Determining the lighting in a scene from an image is really hard. Existing computer programs struggle because they need lots of examples of images with *perfect* lighting information, which is expensive and difficult to get. While new AI models are good at creating images, they still have trouble with lighting because it's based on subtle clues, requires understanding the whole scene, and needs to represent a wide range of brightness levels.
What's the solution?
The researchers trained an AI model, specifically a type called a video diffusion transformer, to *generate* the lighting information (represented as an HDR environment map) based on the image it sees. They first trained it on a huge collection of artificially created images with different lighting setups, so it could learn the connection between what things look like and how they're lit. Then, they refined the model using real-world panoramic images to make sure the lighting predictions matched what we'd expect to see in real life. A special technique called low-rank adaptation helped the AI understand the relationship between the image and the lighting.
Why it matters?
This work is important because accurately estimating lighting is crucial for things like creating realistic computer graphics, editing photos, and helping robots understand their surroundings. LuxDiT is better than previous methods at predicting lighting, producing more accurate and detailed results, which means we can create more realistic and immersive visual experiences.
Abstract
Estimating scene lighting from a single image or video remains a longstanding challenge in computer vision and graphics. Learning-based approaches are constrained by the scarcity of ground-truth HDR environment maps, which are expensive to capture and limited in diversity.

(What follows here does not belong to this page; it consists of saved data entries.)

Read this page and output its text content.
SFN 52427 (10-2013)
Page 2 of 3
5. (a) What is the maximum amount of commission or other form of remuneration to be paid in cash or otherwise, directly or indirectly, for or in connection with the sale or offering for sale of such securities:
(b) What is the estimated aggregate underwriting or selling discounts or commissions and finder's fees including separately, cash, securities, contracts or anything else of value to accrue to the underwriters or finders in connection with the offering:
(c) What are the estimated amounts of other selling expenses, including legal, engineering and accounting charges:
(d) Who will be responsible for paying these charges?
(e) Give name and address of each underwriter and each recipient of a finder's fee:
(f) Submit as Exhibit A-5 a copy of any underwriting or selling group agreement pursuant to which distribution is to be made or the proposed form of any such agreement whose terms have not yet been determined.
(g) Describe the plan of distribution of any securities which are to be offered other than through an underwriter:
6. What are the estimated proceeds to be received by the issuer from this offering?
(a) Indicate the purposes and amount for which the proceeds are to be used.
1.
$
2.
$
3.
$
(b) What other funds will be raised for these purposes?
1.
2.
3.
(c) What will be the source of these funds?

While recent generative models offer strong priors for image synthesis, lighting estimation remains difficult due to its reliance on indirect visual cues, the need to infer global (non-local) context, and the recovery of high-dynamic-range outputs. We propose LuxDiT, a novel data-driven approach that fine-tunes a video diffusion transformer to generate HDR environment maps conditioned on visual input. Trained on a large synthetic dataset with diverse lighting conditions, our model learns to infer illumination from indirect visual cues and generalizes effectively to real-world scenes. To improve semantic alignment between the input and the predicted environment map, we introduce a low-rank adaptation finetuning strategy using a collected dataset of HDR panoramas. Our method produces accurate lighting predictions with realistic angular high-frequency details, outperforming existing state-of-the-art techniques in both quantitative and qualitative evaluations.